But he also served as the ProJo's new media czar for three years before he took the top job. And after the fall cuts, he moved quickly to ratchet up the paper's web operation in what amounted to a profound shift in the newsroom culture.
A paper that had once competed with television and radio with depth and narrative — expensive and time-consuming propositions in an era of diminished resources — was suddenly competing with speed, too.
And the push to get there first created some early tension between reporters, worried about a slip in journalistic standards in the haste to get stories on-line, and web producers, pressing for an embrace of the new reality.
That anxiety has eased in recent months, by all accounts, as the newsroom comes to terms with the inevitability of Journalism 2.0. But the push to beef up the web site has not necessarily translated into greater readership.
Projo.com drew 590,000 unique visitors in July 2007, 481,000 in July 2008, and 530,000 in July 2009, according to comScore, a market research company. A typical leveling-off for a local or regional web site that does not have much appeal outside its core market.
But the site, whatever its eyeball count, has made strides on content. No longer a catalogue of the latest fires and arraignments, projo.com has become a repository of video and breaking news briefs from across the spectrum. Sometimes hard to penetrate. Not as clean as, say, the New York Times web site. But improved, nonetheless.
And the web-first focus is not the only major shift in the ProJo newsroom. Current and former employees say Heslin, whose interim appointment became permanent in November, had long chafed at the often bland municipal meeting coverage and sometimes rigid beat structure that prevailed on Fountain Street.
And in the fall, he reorganized the news staff into five flexible, thematic desks: a breaking news desk, composed of "first responders" who flood crime scenes and hurry to get news on-line; a public policy desk covering state and local politics; a justice desk covering crime and courts; a commerce and consumer desk; and a futures desk, covering education, the environment, health, and medicine.
The system did not abandon the old geographic beats altogether. Each pod has responsibility for keeping an eye on a certain region of the state, in a faint echo of the old bureau system. And some reporters cover a town or two and nothing else.
The shift in emphasis is unmistakable, though. And no one is quite sure how it will play out. "I don't know yet," said one newsroom source. "The whole thing is evolving before our eyes."
But the reduction in staff and reorganization of the newsroom has yielded some obvious casualties. A slimmed-down ProJo has eliminated comprehensive coverage of large communities with small readerships — Pawtucket and Central Falls, chief among them. And the move raises troubling questions about coverage of urban affairs.

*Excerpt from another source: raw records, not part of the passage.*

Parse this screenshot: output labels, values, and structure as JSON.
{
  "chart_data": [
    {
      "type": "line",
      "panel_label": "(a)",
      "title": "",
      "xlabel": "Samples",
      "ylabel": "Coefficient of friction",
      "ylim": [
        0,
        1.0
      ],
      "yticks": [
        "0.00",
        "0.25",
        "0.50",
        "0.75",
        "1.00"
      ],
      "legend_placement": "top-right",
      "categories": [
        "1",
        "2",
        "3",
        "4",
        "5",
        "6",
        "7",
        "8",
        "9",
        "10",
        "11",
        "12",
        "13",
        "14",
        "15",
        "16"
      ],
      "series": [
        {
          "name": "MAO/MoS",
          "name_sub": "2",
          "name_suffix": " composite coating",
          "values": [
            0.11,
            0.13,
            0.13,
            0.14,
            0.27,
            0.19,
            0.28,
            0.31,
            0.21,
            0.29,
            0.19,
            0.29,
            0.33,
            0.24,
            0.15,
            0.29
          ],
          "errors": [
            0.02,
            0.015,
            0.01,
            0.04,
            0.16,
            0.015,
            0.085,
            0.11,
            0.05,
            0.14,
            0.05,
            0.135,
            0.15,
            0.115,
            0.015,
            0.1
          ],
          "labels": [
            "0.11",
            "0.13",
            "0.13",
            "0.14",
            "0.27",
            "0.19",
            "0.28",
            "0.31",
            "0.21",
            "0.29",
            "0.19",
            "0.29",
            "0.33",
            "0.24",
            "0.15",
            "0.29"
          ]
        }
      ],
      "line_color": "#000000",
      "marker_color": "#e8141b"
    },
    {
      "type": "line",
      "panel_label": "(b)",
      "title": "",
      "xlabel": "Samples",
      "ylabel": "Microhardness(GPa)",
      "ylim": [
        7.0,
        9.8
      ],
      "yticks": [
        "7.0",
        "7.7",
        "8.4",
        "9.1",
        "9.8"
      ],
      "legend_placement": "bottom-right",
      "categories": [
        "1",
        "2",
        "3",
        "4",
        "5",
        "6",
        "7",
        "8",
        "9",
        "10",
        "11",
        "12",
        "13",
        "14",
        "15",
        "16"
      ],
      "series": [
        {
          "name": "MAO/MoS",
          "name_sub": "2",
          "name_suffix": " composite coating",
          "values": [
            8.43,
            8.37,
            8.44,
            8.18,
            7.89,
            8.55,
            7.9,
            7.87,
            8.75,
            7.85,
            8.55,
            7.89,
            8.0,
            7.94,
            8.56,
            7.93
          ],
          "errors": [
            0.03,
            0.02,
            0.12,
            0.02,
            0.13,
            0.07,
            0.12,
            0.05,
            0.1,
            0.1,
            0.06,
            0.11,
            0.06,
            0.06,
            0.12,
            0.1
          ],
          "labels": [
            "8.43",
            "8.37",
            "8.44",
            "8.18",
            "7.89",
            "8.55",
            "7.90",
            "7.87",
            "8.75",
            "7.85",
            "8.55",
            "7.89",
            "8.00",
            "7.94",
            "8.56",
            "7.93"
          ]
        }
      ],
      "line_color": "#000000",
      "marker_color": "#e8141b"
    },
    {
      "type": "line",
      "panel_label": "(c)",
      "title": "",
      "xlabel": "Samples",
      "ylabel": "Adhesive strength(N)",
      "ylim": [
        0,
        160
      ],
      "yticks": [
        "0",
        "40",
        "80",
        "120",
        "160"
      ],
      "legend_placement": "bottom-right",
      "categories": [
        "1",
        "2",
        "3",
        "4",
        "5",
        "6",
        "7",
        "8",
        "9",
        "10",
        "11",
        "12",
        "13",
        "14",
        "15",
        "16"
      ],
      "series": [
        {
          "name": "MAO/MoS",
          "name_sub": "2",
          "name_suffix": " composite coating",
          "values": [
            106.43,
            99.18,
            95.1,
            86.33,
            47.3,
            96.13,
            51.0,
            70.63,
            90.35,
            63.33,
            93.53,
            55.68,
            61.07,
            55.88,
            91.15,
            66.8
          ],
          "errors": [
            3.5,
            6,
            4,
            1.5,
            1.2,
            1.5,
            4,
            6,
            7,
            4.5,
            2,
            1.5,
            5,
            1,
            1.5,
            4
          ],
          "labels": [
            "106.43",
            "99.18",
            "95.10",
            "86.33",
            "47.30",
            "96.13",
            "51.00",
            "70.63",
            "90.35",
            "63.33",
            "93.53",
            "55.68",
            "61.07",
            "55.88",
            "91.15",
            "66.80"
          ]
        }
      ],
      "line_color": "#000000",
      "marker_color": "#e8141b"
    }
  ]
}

"If you have a chance and you drive through, say, Central Falls right now, it's like a barracks — it's boarded up," said Dennis Langley, president and CEO of the Urban League of Rhode Island, "and that has not come to the attention of the public enough."
The diminution of the state's most prominent watchdog also seems destined to sting taxpayers in smaller municipalities. There are the scandals that will go unreported, of course. But there is something more subtle, too.
Tom Rosenstiel, director of the Pew Research Center's Project for Excellence in Journalism, said the behavior of a local town council or school board is altered by the mere presence of a reporter.
"I've had public officials say their calculus is, 'How would I explain this decision to the reporter from [the local newspaper?],' " he said. "That's an influence that journalism has that's essentially invisible."
And the ProJo's narrowed footprint means thinner coverage from local radio and television stations, which have long followed the daily's lead and are struggling with financial woes of their own.
But the ProJo, even at its peak, could not cover every town council or board. And the old regime had its flaws. Reporters say they often filled the now-discontinued regional sections — East Bay, West Bay, North, South County and Metro — with less-than-interesting fare out of an obligation to feed the beast.
And under the balkanized bureau system, there was too little in the way of trend and thematic stories — too little in the way of the contextual journalism that distinguishes a quality metropolitan newspaper from a local weekly.
"A lot of times, unless one of us peered over the divider and asked the person next to us or called another bureau and said, 'Hey, have you seen anything like this?,' those connections wouldn't be made," said Hill, who worked for years in the bureaus.
Hill said the new system, which puts all the ProJo's reporters under the same roof, allows for more collaboration and a broader view of state happenings. And there is evidence of a shift.